People might get taken in by it. That doesn’t mean that it will work in the long run.
but how is everyone missing the enormous amount of self published slop released since 2022?
that stuff actually is selling, diluting the interest in the rest
its the law of diminishing returns
this may coincide with people also realizing they bought slop, as well as all the other distractions and ways of consuming that people identified
but just like software is experiencing this year, the same has been occurring in writing for 4 years
Or even books like “The Phoenix(/Unicorn) Project”.
there's another fantasy aspect, which is discovering your sense of alienation from family and society is really because you're part of a special but oppressed group and won't admit it to yourself, and once you embrace your identity you can find fulfillment, love, and community.

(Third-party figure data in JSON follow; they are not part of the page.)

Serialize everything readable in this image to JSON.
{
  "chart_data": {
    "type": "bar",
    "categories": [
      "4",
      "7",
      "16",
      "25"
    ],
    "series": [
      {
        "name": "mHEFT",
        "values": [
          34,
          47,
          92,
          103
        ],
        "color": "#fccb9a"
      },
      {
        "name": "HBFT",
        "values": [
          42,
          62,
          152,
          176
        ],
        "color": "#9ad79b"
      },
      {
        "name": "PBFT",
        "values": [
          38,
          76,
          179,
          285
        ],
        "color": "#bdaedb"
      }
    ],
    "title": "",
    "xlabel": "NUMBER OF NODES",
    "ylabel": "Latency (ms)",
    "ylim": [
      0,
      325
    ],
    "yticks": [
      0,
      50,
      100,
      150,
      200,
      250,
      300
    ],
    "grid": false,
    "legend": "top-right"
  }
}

now, in this case, the repressed identity is "capitalist", which is a peculiar way of looking at the world. but if you ignore this, the emotional beats of the story (finding yourself, coming out, found family) also work for the LGBT experience, even perhaps neurodivergence. I think this is why so many confused teenagers find themselves very moved by the book and are later embarrassed to admit it.
on the whole, it's not high literature but competently executed, the only really stupid thing about it is Objectivism.
I think he was actually saying that by calling it fiction, lol.
These were just not on the market except for one that had 8 section 8 apartments and would have driven me crazy trying to manage as a bleeding heart who cares about people.
Like it or not a lot of successful businesses have some bodies buried somewhere, particularly those that have been successful in two-sided markets such as online communities. There have been legendary successes in marketing enterprise software that didn't quite exist but I can say it didn't work when I tried it.
The criticism of self-help books in my little internet bubble is that if you've read one you've read them all. So why not go for works of fiction that are time-tested and are greatly entertaining and nourishing?